Appleが最新のMacBook Proに140WのGaNパワーソリューション採用充電器を採用するなど、100W以上の急速充電器の普及が、GaNパワー半導体の成長を加速させており、その結果、2025年には急速充電器市場でGaNパワーソリューションの普及率が52%に達するとの予測をTrendForceが出している。
同社の調査によると、2020年に急速充電器の出力は55W-65Wが中心となっており、同レンジのGaN急速充電器の売り上げは、2020年のGaN急速充電器市場全体の72%を占めるほどであったという。一方、100W以上のGaN急速充電器の割合は8%ほどとなっていたというが、今後、100W以上の高出力GaN急速充電器の販売が増加していくことが予想されるという。
すでに100W以上の急速充電器のカテゴリの中でGaNパワーソリューションが占める割合は62%に達しており、NavitasとInnoscienceの2社がそのけん引役となっているという。また、こうしたGaNパワーソリューションでは、力率改善(PFC)段とLLC回路が採用されているが、PFCの周波数を向上させるためにSiCダイオードとGaNスイッチの組み合わせが進んでおり、例えばBaseusは2020年、120W GaN+SiC急速充電器をリリースしているという。

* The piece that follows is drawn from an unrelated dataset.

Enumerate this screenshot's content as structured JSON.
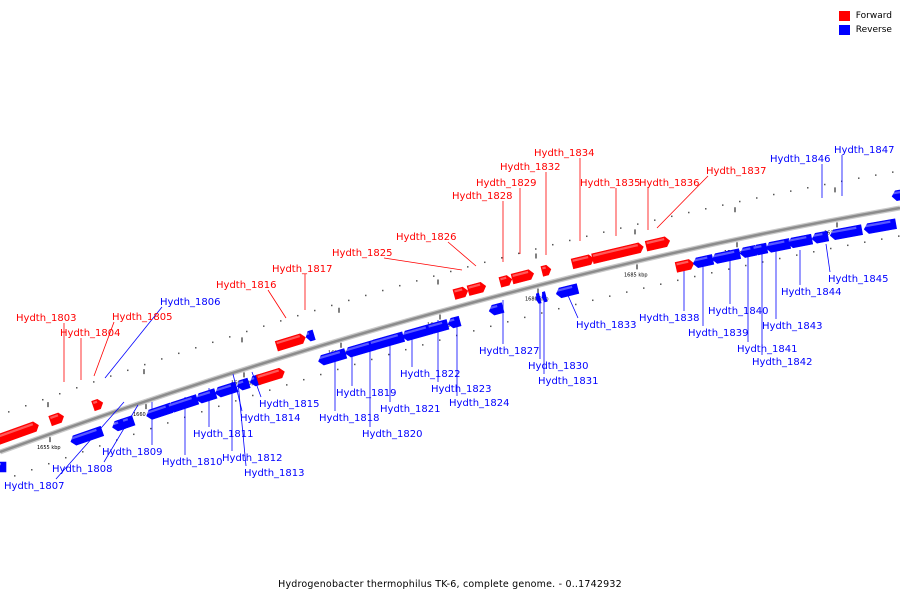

Global Power Technology、Maplesemi、onsemiといったSiCパワーデバイスサプライヤも、USB PD対応急速充電器メーカーへの出荷を増やしているほか、高速充電インタフェースが自動車の標準機能として徐々に採用数が増加していることも注目すべき点であるとTrendForceは指摘しており、そうした高出力対応の車載充電市場の台頭などもあり、急速充電器市場でGaNパワーソリューションの成長はしばらく続くものとみられるとしている。